We produced about 20,000 tons of coal a day. Because the coal in Kansas has a high sulfur or BTU content, in the 1980s, the government put regulations on the company. This made selling the coal more difficult.


I spent twenty-one years working for Mackie-Clemens Coal Company. I retired in June 1993.


Harold (Dobby) J. Fields was my dad. He was born in Yale in 1895 to B. J. and Georgiana Fields.


His folks had homesteaded in Kansas, coming from Virginia after the Civil War. He was known affectionately as Dobby. He worked in the coal fields of southeast Kansas for over 43 years as a strip miner.


As a very young man, he was working for the Crowe Coal Company when his friend, Rue Fenimore, approached him to help solved a problem with the Chinese pumps at the Scammon Coal Company.


This was the beginning of a friendship with the Fenimore family that lasted the rest of his life.

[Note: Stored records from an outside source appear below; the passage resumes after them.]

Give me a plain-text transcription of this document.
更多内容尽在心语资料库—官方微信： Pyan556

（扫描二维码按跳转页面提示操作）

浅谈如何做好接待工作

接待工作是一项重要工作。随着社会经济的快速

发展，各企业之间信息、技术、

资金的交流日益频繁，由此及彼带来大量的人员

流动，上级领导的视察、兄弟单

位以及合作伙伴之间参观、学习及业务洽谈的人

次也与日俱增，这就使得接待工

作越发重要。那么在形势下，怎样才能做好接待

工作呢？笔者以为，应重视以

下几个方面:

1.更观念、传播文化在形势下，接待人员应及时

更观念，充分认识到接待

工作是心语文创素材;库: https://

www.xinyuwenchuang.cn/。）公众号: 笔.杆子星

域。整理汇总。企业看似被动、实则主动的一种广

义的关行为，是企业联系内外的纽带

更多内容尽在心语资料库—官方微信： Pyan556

Although Dad worked for Crowe, he and Rue often worked out problems that arose at the Scammon site.


Dad worked at Crowe until 1917, when he volunteered for the Army.


He returned to Crowe after the War in 1919, as a shovel operator. In June of that year he married Margaret Quinn and moved from Scammon to Pittsburg.


It was shortly after that when he began working for the Litchfield Coal Company at Yale. At that time he was operating the loader.


About 1926 he went to work for the Commercial Fuel Company (Clemens Coal Co.) located on West Fourth Street. Just before they closed he moved to the Mackie-Clemens Coal Company which was located at Foxtown.


He worked there until 1942 as a loader operator. He left the coal business for a few years to work at Jayhawk Ordinance Works, where he stayed for three years. In 1945, Dad once again returned to the coal business, working for Pittsburg & Midway Coal and Mining Company at Hallowell. He worked there as a shovel operator until his retirement.


When I began piecing together the list of companies that Dad worked for, I had to call on my eldest brother, Harold, to fill me in on the details.


Dad would take my brothers, Harold and Joe, with him to visit mining sites and his miner friends around the area, but as a girl I was never allowed on those excursions. Before his retirement, Dad took my younger brother Gene and my husband, Tom, to show them around the shovel.


In those days it was common practice for the mines to work for six months and be shut down the other six.


When he was off, Dad would work at other coal sites on construction.


At the time of his retirement, the shovel he operated had a bucket capacity of thirty-two cubic yards, and was the biggest in the world.


When P & M brought in Big Brutus, it had a bucket capacity of over ninety cubic yard!


Dad died in 1986 at the age of ninety-one.